Me trasladaron al Hospital Ramos Mejías, en el barrio de Balvanera. Me dijeron que tenía dos costillas fracturadas y que una de ellas había penetrado en el riñón derecho, el cual hubo que extirpar. El equipo necesitaba de mis esfuerzos para escalar los puestos que nos separan de la cabeza. Sabía que con las nuevas tribunas que habíamos hechos, éramos entonces el mejor club de Buenos Aires y teníamos serias chances de campeonar. Quise levantarme pero, una vez más, no pude. Luché y creí, no obstante, siete días después, el 6 de agosto, mi cuerpo se desprendía de mí para siempre. Tenía 23 años.

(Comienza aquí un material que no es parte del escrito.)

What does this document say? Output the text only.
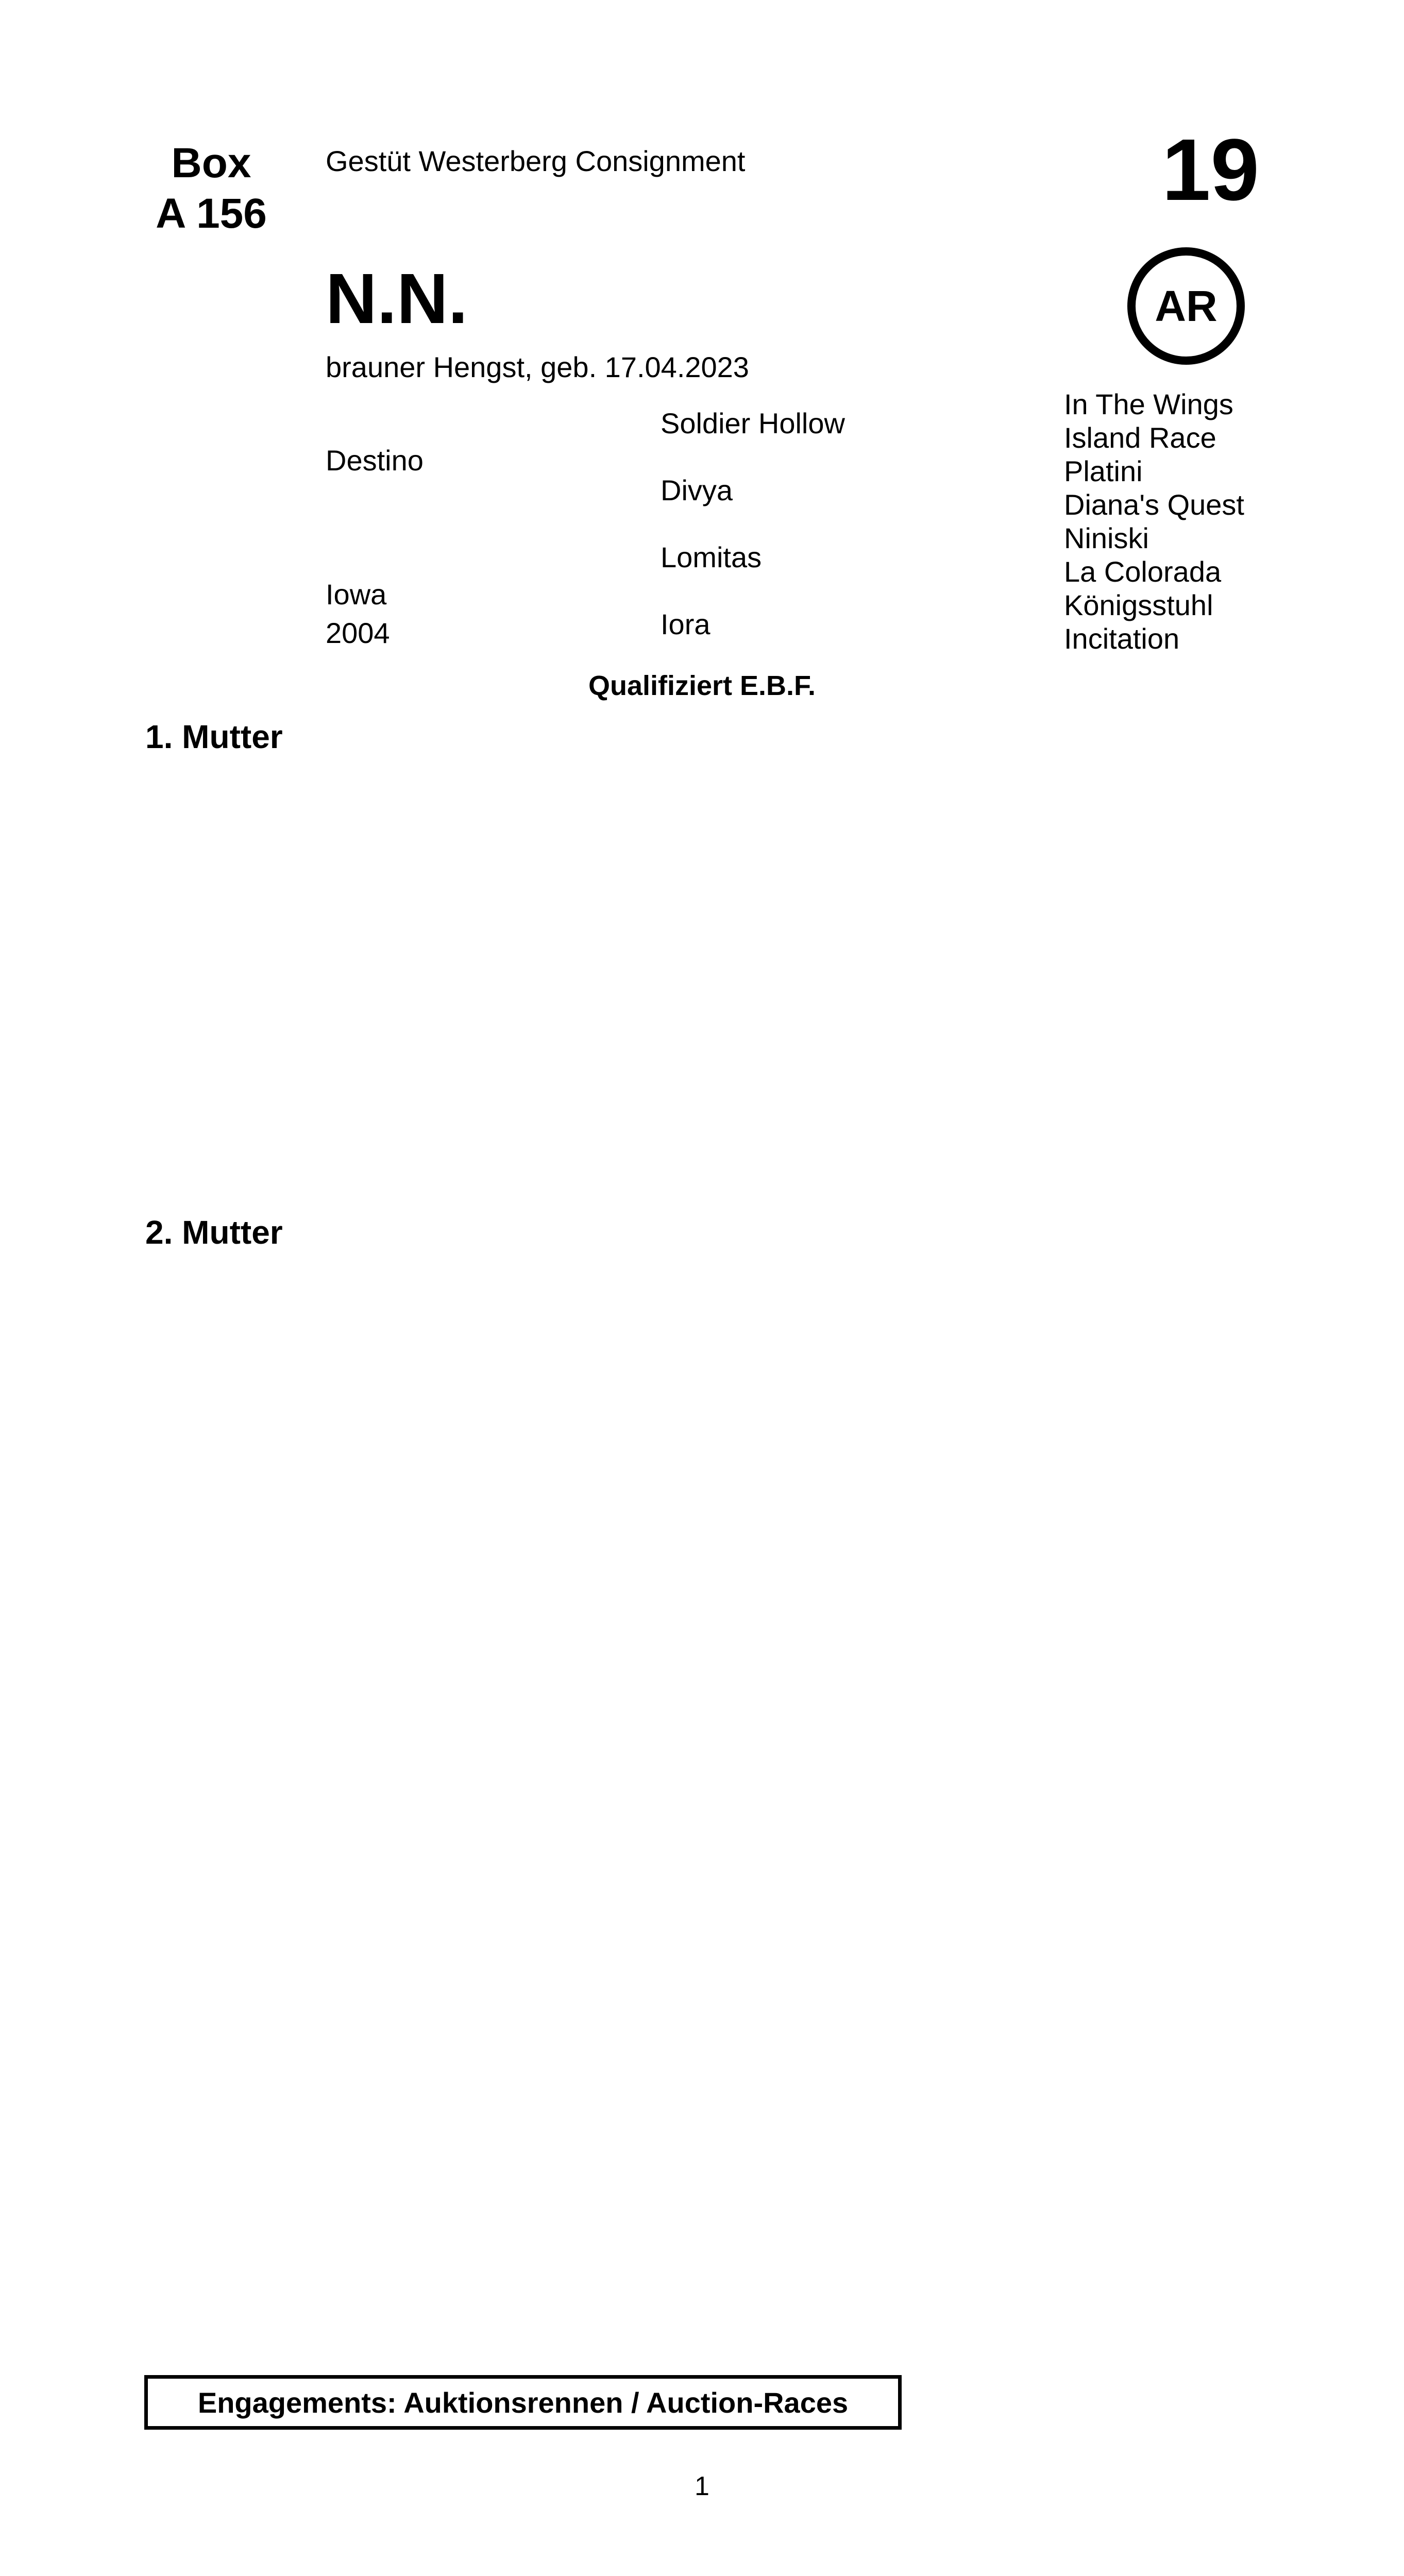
Box
A 156
Gestüt Westerberg Consignment	19
AR
N.N.
brauner Hengst, geb. 17.04.2023
Destino
Iowa
2004
Soldier Hollow
Divya
Lomitas
Iora
In The Wings
Island Race
Platini
Diana's Quest
Niniski
La Colorada
Königsstuhl
Incitation
Qualifiziert E.B.F.
1. Mutter
2. Mutter
Engagements: Auktionsrennen / Auction-Races
1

Leer más: Morir de fútbol, la historia de Abdón Porte
Desde entonces me dedicó a observar. Lo primero que vi fue cómo más de 7000 hinchas me llevaron en volandas a mi verdadero hogar, El Gasómetro, y me dieron una vuelta de honor por la cancha envuelto en una bandera roja y azul como mi corazón y mi sangre, antes de trasladar mis restos fúnebres al cementerio del Oeste. Hoy conocido como el de Chacarita. Era domingo, cómo no. El día del fútbol por antonomasia. Mi día preferido de la semana.
También vi, pocas semanas más tarde, cómo aquel título finalmente se nos escapó y cómo, sin embargo, cuando mis compañeros, amigos y prácticamente hermanos lograron conquistar los dos siguientes -nuestros dos primeros campeonatos nacionales- esbocé una de las sonrisas más duraderas y sinceras de mi vida. Una sonrisa únicamente comparable a cuando he presenciado recién cómo acabamos con el manido “Club Atlético Sin Libertadores de América” que nos dedicaban desde las hinchadas de los otro cuatro grandes clubes de Argentina.
Y es que sin San Lorenzo no sé vivir y sin San Lorenzo no supe morir. No tengan duda, desde mi atalaya de cuervo vetusto que se las ha visto todas, seguiré observando cada domingo cómo mi equipo pisa el pasto para poner y entregar todo y, desde aquí, continuaré sintiendo, con profundo raigambre, que sigo formando parte de un plantel y un escudo al que nunca jamás abandoné. Ni nunca jamás abandonaré.
Por cierto, se me olvidaba. Mi nombre es Jacobo Urso y soy del Club Atlético San Lorenzo de Almagro. Hasta la muerte. Y más allá.